Even as the stock came under some selling pressure, the promoter Anand Deshpande bought 18,000 shares worth 10 million on October 24, which helped arrest the free fall. Prior to the stake sale increase in October, promoters cashed in on the stock gaining nearly 18% between April and June. Mukund Deshpande disposed of shares worth 24 million between June 15, 2018, and June 22, 2018.
Earlier, he had offloaded shares worth 7 million between May and June 2017. Promotor-backed entity Rama Purushottam Foundation also sold stock worth 2 billion in FY18. On the back of the multiple stake sales, the promoters’ holding has gone down from 35.02% in March 2017 to 30.43% as of September 2018.
Despite promoters reducing their overall holding and the disappointing Q2FY19 numbers, analysts remain bullish on the stock. While Kotak Securities has reduced the EPS estimate to 47.7 as against 52.2 earlier for FY19, it states that margin improvement and decent revenue visibility makes them positive on the company’s growth prospects. “An attractive valuation, cash-rich balance sheet, strong free cash flow and healthy return ratios (RoE 16+% and RoCE 18+%) also provide high comfort,” notes the report.
Not only analysts, but foreign portfolio investors (FPIs) are also bullish on the firm’s future prospects.

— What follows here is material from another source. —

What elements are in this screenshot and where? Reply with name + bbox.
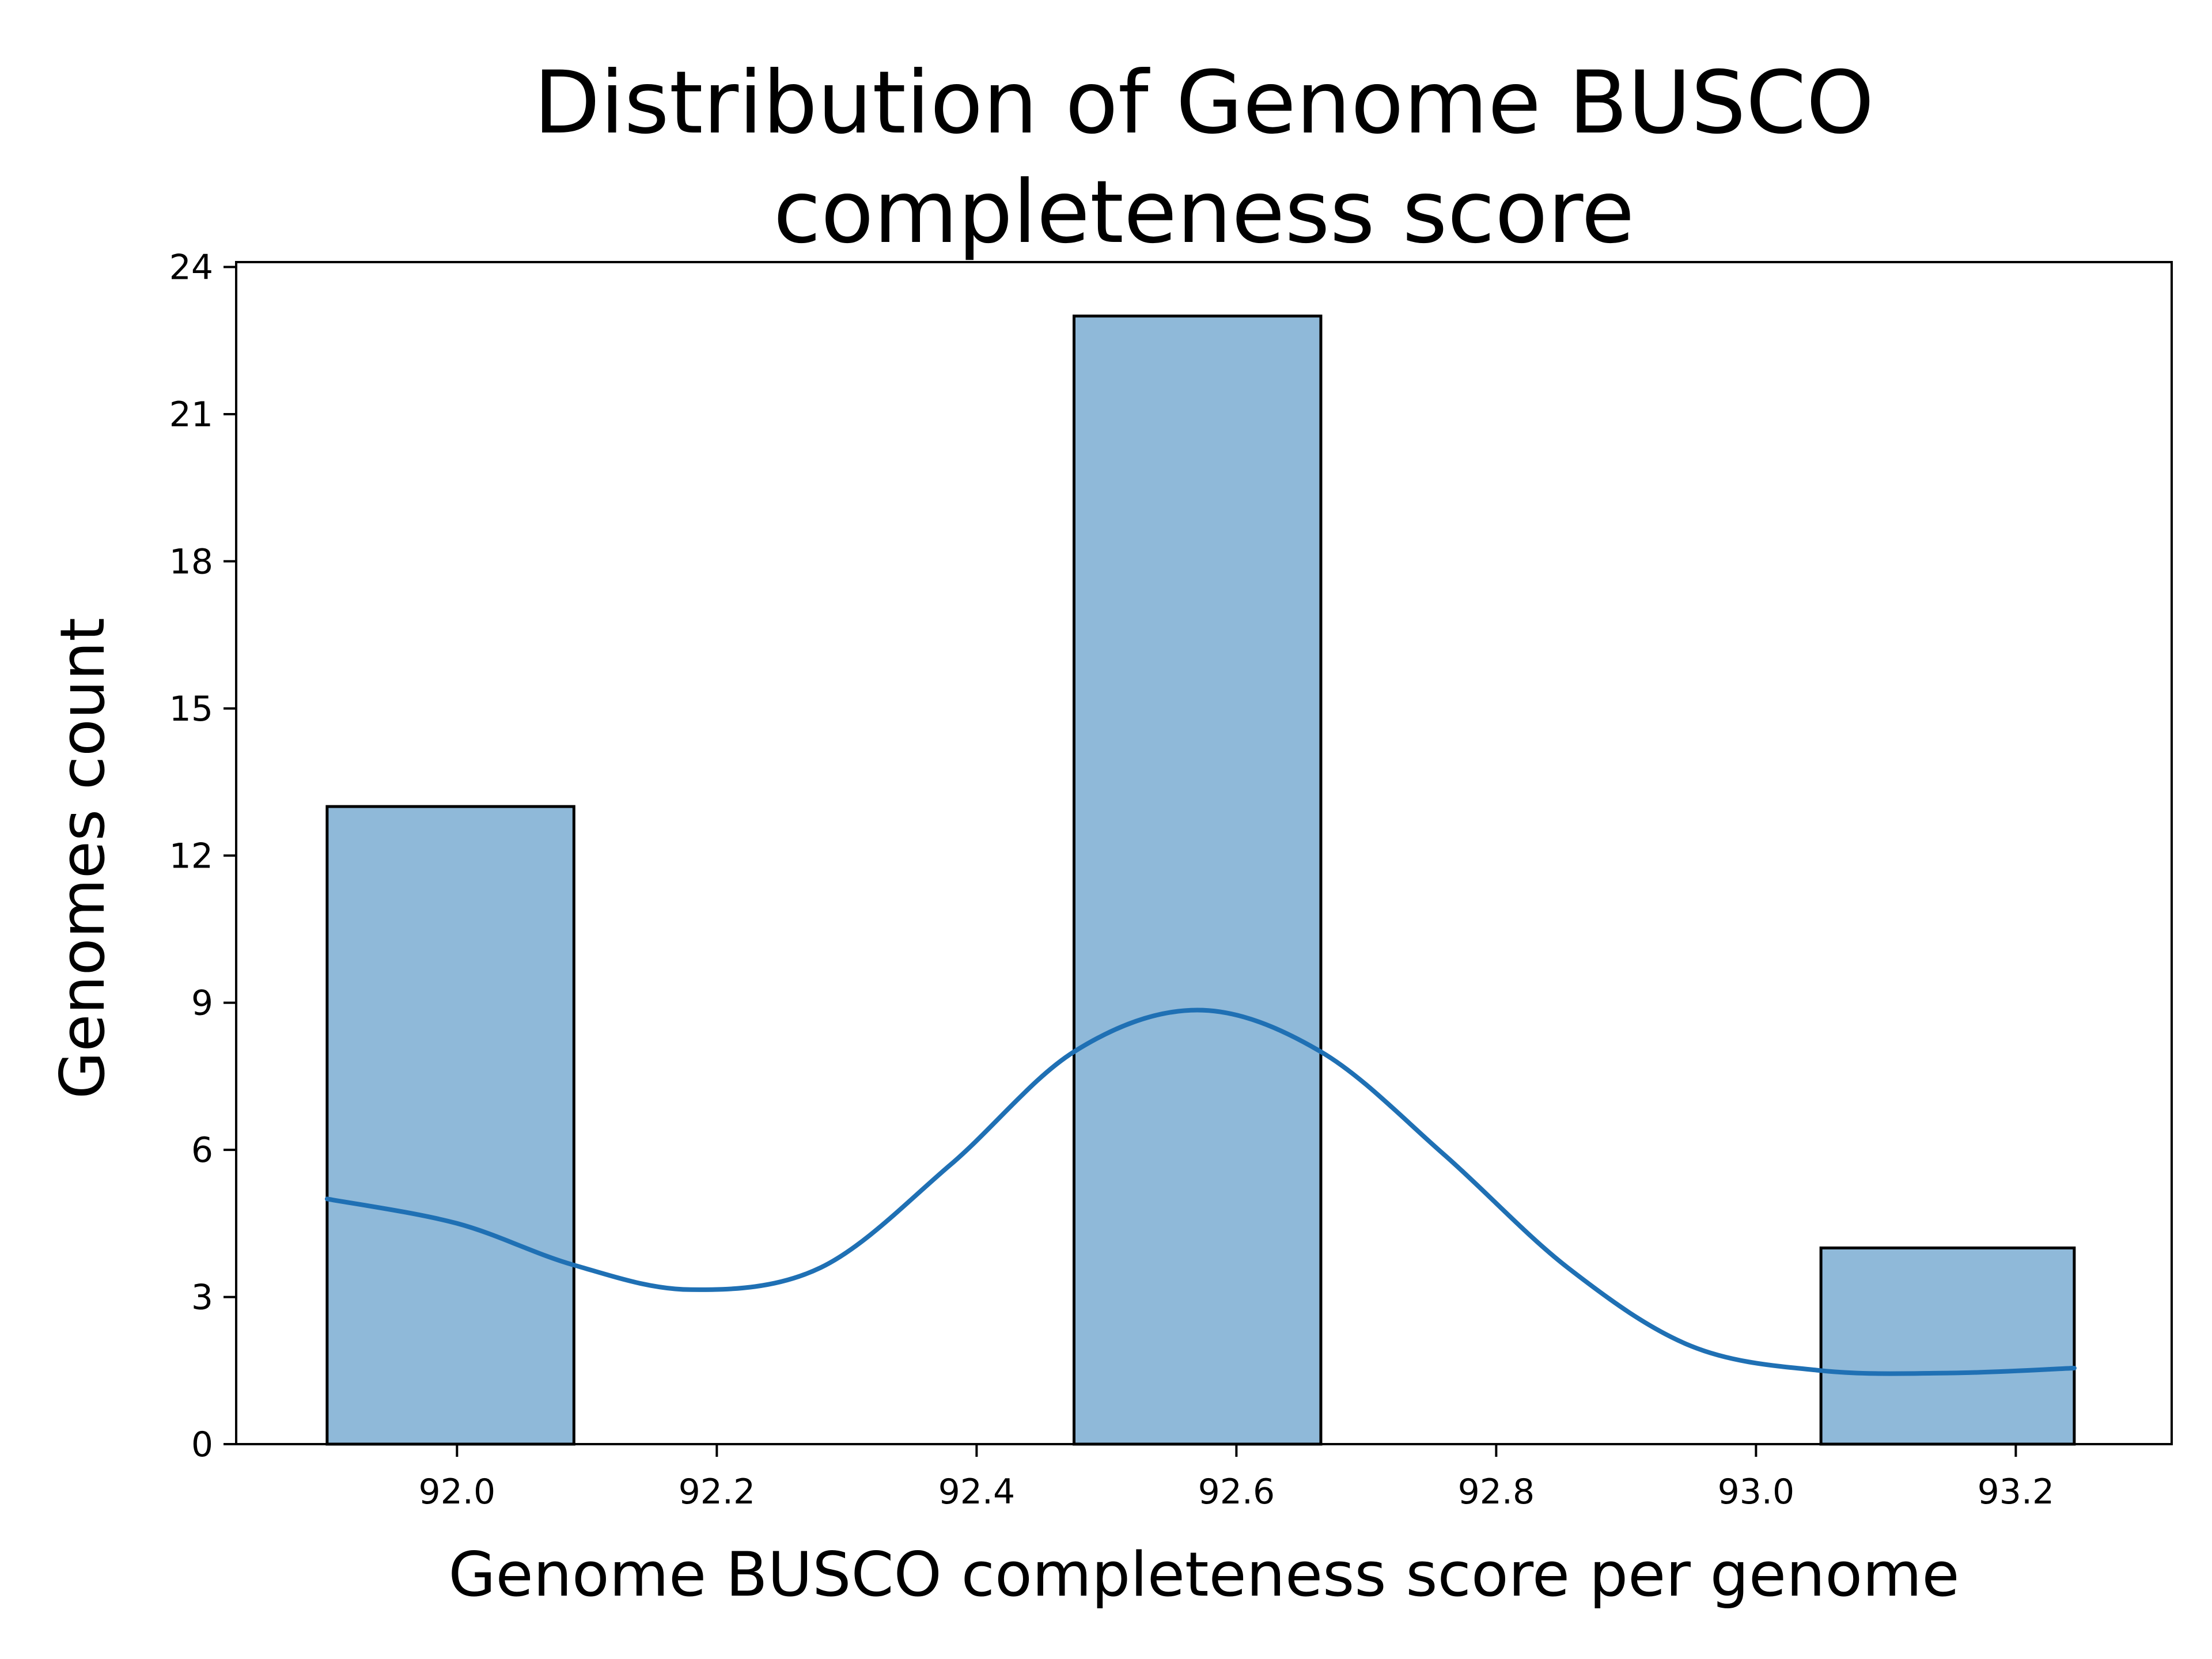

Over the past four quarters, the FPIs have increased their stake from 22.86% to 26.49%. Government Pension Fund Global, SAIF India IV FII Holdings and Morgan Stanley India Investment Fund are the three biggest FPIs in the stock with holdings of 2.91%, 1.62% and 1.33% respectively.
Mutual funds also increased their overall holding in the company. During the same period, mutual funds have increased their stake from 12.05% to 14.32%. HDFC Mutual Funds has doubled its stake from 2.25% to 4.15% over the last four quarters. L&T Mutual Funds and Tata Mutual Fund, too, have increased their stake from 0.006% and 0.38% to 3.17% and 1.46% respectively.